Di dunia pesantren kain sarung merupakan pakaian khas santri dalam
kehidupan sehari-hari. Siapa sangka, pakaian yang oleh sebagian orang
diklaim sebagai pakaian umat muslim ini pada dasarnya adalah pakaian khas
milik masyarakat agama Hindu di Nusantara.

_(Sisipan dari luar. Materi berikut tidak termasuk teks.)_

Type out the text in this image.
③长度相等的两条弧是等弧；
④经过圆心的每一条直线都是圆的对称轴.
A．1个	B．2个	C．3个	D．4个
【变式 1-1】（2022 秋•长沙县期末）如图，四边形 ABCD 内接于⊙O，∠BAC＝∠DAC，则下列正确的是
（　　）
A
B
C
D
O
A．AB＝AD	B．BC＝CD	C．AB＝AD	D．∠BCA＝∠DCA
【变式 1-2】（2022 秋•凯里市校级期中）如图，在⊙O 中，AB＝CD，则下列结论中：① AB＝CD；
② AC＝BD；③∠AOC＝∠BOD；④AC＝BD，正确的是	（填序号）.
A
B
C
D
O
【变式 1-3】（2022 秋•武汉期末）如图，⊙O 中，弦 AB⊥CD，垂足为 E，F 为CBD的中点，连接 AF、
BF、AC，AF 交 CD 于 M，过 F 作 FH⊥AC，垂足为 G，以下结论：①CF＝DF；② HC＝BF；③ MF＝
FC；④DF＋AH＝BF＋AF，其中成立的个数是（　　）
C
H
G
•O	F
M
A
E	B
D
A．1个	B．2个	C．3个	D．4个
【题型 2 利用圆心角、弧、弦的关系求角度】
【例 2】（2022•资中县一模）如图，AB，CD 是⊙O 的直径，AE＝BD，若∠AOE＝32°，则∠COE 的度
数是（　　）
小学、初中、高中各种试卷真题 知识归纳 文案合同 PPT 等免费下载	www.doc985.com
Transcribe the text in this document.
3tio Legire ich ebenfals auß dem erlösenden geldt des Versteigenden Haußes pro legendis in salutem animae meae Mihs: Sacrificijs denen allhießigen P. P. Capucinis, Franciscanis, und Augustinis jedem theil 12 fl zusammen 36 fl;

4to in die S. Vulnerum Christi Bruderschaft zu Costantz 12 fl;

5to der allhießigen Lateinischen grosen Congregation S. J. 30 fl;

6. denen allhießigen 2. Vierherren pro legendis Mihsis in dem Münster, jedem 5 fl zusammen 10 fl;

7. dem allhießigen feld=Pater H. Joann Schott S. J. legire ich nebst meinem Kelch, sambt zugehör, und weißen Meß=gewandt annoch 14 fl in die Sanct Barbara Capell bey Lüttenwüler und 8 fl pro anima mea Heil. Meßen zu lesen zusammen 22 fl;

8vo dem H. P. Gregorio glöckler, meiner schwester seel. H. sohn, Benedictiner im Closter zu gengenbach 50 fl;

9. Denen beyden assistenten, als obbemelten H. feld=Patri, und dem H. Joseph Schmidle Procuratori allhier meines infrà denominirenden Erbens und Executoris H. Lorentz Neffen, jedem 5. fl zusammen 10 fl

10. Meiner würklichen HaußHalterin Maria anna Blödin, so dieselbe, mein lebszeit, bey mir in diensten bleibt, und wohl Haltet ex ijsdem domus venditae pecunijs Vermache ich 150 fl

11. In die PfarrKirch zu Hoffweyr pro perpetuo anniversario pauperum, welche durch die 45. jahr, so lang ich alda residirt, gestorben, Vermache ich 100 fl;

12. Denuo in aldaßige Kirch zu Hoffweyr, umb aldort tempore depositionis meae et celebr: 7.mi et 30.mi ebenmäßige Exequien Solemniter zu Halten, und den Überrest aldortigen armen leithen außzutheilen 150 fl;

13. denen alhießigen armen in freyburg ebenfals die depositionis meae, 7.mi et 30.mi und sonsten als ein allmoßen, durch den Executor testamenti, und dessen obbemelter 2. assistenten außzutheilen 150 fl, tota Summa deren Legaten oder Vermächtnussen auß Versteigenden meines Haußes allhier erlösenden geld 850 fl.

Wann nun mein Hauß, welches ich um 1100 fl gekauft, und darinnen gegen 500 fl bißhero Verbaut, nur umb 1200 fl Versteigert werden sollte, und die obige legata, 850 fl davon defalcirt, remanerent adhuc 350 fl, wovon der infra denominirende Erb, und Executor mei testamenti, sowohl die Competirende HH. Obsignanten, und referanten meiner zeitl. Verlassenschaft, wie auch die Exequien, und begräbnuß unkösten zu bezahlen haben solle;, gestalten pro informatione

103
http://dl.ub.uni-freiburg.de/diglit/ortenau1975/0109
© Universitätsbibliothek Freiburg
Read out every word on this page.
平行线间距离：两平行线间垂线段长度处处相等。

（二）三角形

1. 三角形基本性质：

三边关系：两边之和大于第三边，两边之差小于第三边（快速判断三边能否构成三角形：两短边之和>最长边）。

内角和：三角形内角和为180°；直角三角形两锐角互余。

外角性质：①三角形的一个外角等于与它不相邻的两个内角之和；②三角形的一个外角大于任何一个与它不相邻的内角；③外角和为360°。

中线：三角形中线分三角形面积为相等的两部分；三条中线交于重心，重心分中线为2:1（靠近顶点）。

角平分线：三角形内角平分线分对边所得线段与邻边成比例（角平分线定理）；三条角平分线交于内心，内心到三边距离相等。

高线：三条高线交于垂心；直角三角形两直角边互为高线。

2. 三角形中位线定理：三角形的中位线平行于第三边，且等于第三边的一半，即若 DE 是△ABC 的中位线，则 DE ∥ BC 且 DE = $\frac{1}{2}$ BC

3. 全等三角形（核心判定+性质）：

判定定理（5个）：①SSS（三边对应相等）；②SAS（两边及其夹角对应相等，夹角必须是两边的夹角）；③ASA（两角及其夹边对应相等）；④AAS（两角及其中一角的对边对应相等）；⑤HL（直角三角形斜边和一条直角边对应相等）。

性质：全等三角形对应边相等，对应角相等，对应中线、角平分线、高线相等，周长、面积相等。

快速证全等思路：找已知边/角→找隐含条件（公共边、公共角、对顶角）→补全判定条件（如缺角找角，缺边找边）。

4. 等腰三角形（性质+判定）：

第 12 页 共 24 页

Namun belakangan seiring dengan perjalanan pesantren dari masa ke massa,
sarung pakaian khas masyarakat agama Hindu dianggap pakain santri atau
lebih umumnya pakaian umat muslim. Santri yang tidak memakai sarung
lebih-lebih ketika sudah pulang ke masyarakat bisa jadi dianggap kurang
menyeriusi kesantrianya dan setengah-setengah memahami tentang agama Islam
selama di Pondok.
Soalnya kain sarung sudah terlanjur dipahami oleh sebagian orang sebagai
pakaian yang dianjurkan dalam agama Islam. Padahal tidak demikian, anggapan
negatif seperti itu oleh masyarakat terhadap santri yang berpenampilan
berbeda dengan biasanya hanya karena masalah memakai celana atau tidak
bersarung.
Kesalahan persepsi ini dilatarbelakangi sebab kesalahan masyarakat memahami
mana bagian ajaran agama dan mana produk budaya. Sehingga sarung yang pada
dasarnya produk budaya agama Hindu diklaim sebagai produk agama Islam yang
patut bagi pelajar agama Islam seperti halnya santri untuk mengenakanya.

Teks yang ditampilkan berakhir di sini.